I just saw a homeless guy on rollerblades; I don't think I've ever felt sorrier for someone in my life.
He just said "wow, thats some rly nice hair! And those teeth..thosee are some cool teeth"
she "accidentally" hit me with her car, its almost as if she know im fucking her boyfriend.
Im holding a competition......who saw me last, and who knows how my nose got bruised? you earn points for answering either question. and for bringing me water.
just to let ya know we might have to take a stripper snowboardin sometime
I couldn't sleep so I drunk ellipticaled for an hour. Worst. Idea. Ever.

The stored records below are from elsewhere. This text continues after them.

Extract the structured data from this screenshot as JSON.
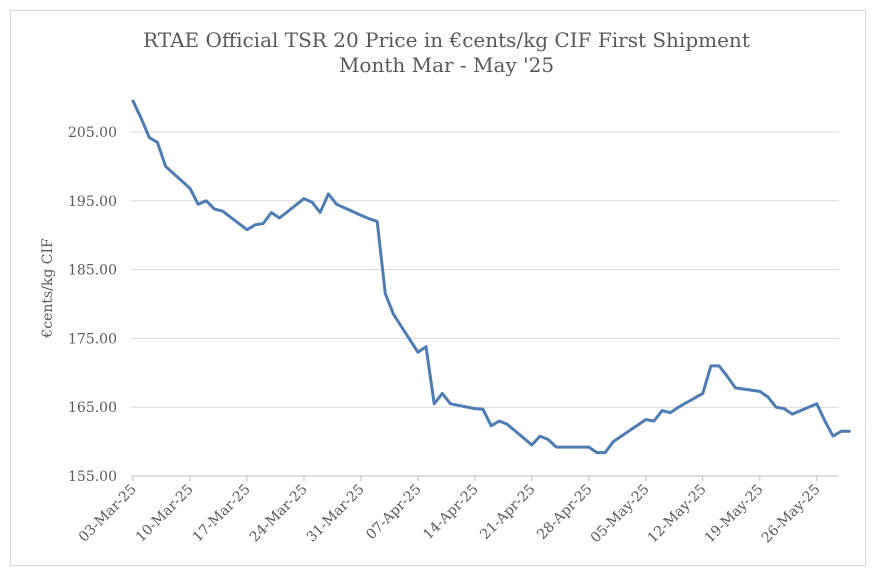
{
  "chart_data": {
    "type": "line",
    "title": "RTAE Official TSR 20 Price in €cents/kg CIF First Shipment",
    "subtitle": "Month Mar - May '25",
    "xlabel": "",
    "ylabel": "€cents/kg CIF",
    "ylim": [
      155,
      210
    ],
    "yticks": [
      "155.00",
      "165.00",
      "175.00",
      "185.00",
      "195.00",
      "205.00"
    ],
    "ytick_values": [
      155,
      165,
      175,
      185,
      195,
      205
    ],
    "xticks": [
      "03-Mar-25",
      "10-Mar-25",
      "17-Mar-25",
      "24-Mar-25",
      "31-Mar-25",
      "07-Apr-25",
      "14-Apr-25",
      "21-Apr-25",
      "28-Apr-25",
      "05-May-25",
      "12-May-25",
      "19-May-25",
      "26-May-25"
    ],
    "grid": true,
    "color": "#4f7db3",
    "series": [
      {
        "x": [
          "2025-03-03",
          "2025-03-04",
          "2025-03-05",
          "2025-03-06",
          "2025-03-07",
          "2025-03-10",
          "2025-03-11",
          "2025-03-12",
          "2025-03-13",
          "2025-03-14",
          "2025-03-17",
          "2025-03-18",
          "2025-03-19",
          "2025-03-20",
          "2025-03-21",
          "2025-03-24",
          "2025-03-25",
          "2025-03-26",
          "2025-03-27",
          "2025-03-28",
          "2025-03-31",
          "2025-04-01",
          "2025-04-02",
          "2025-04-03",
          "2025-04-04",
          "2025-04-07",
          "2025-04-08",
          "2025-04-09",
          "2025-04-10",
          "2025-04-11",
          "2025-04-14",
          "2025-04-15",
          "2025-04-16",
          "2025-04-17",
          "2025-04-18",
          "2025-04-21",
          "2025-04-22",
          "2025-04-23",
          "2025-04-24",
          "2025-04-25",
          "2025-04-28",
          "2025-04-29",
          "2025-04-30",
          "2025-05-01",
          "2025-05-02",
          "2025-05-05",
          "2025-05-06",
          "2025-05-07",
          "2025-05-08",
          "2025-05-09",
          "2025-05-12",
          "2025-05-13",
          "2025-05-14",
          "2025-05-15",
          "2025-05-16",
          "2025-05-19",
          "2025-05-20",
          "2025-05-21",
          "2025-05-22",
          "2025-05-23",
          "2025-05-26",
          "2025-05-27",
          "2025-05-28",
          "2025-05-29",
          "2025-05-30"
        ],
        "values": [
          209.5,
          207.0,
          204.2,
          203.5,
          200.0,
          196.8,
          194.5,
          195.0,
          193.8,
          193.5,
          190.8,
          191.5,
          191.7,
          193.3,
          192.5,
          195.3,
          194.8,
          193.3,
          196.0,
          194.5,
          192.9,
          192.4,
          192.0,
          181.5,
          178.5,
          173.0,
          173.8,
          165.5,
          167.0,
          165.5,
          164.8,
          164.7,
          162.3,
          163.0,
          162.5,
          159.5,
          160.8,
          160.3,
          159.2,
          159.2,
          159.2,
          158.4,
          158.4,
          160.0,
          160.8,
          163.2,
          163.0,
          164.5,
          164.2,
          165.0,
          167.0,
          171.0,
          171.0,
          169.5,
          167.8,
          167.3,
          166.5,
          165.0,
          164.8,
          164.0,
          165.5,
          163.0,
          160.8,
          161.5,
          161.5
        ]
      }
    ]
  }
}
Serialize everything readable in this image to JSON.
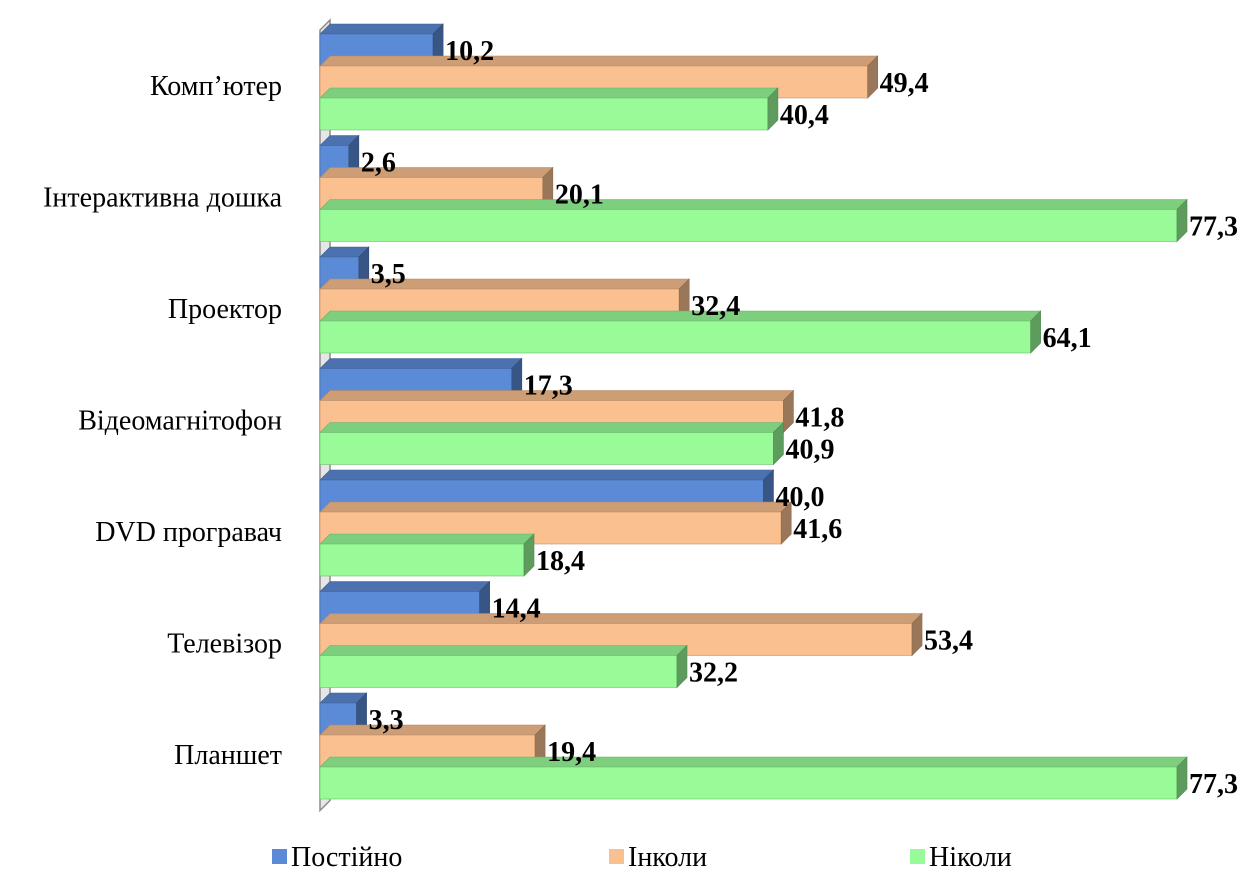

Your expertise in crazy bitches is needed.
P.S. I just watched The Muppets. I feel like I just got a sadness enema.
I did too many shots and now a kitten is trying to eat my bagel.
STOP TELLING PEOPLE I PEED ON YOU
do you remember in the middle of fleeing from the cops you stopped in the middle of the road to make out with quail man?
Did I seriously kick a door down last night... And if so when where and how hard, cause that shit I do not recall.
I'm drinking and working out! I'm bench pressing the beer pong table and doing push ups and lifting the chair.
...and as she's going down on me I look at the speedo and I'm doing 15 under, with 6 cars tailgating me, and I know her parents saw her head pop up because they were the car right behind us.
Just had to read the instructions to my microwave. How am I so high?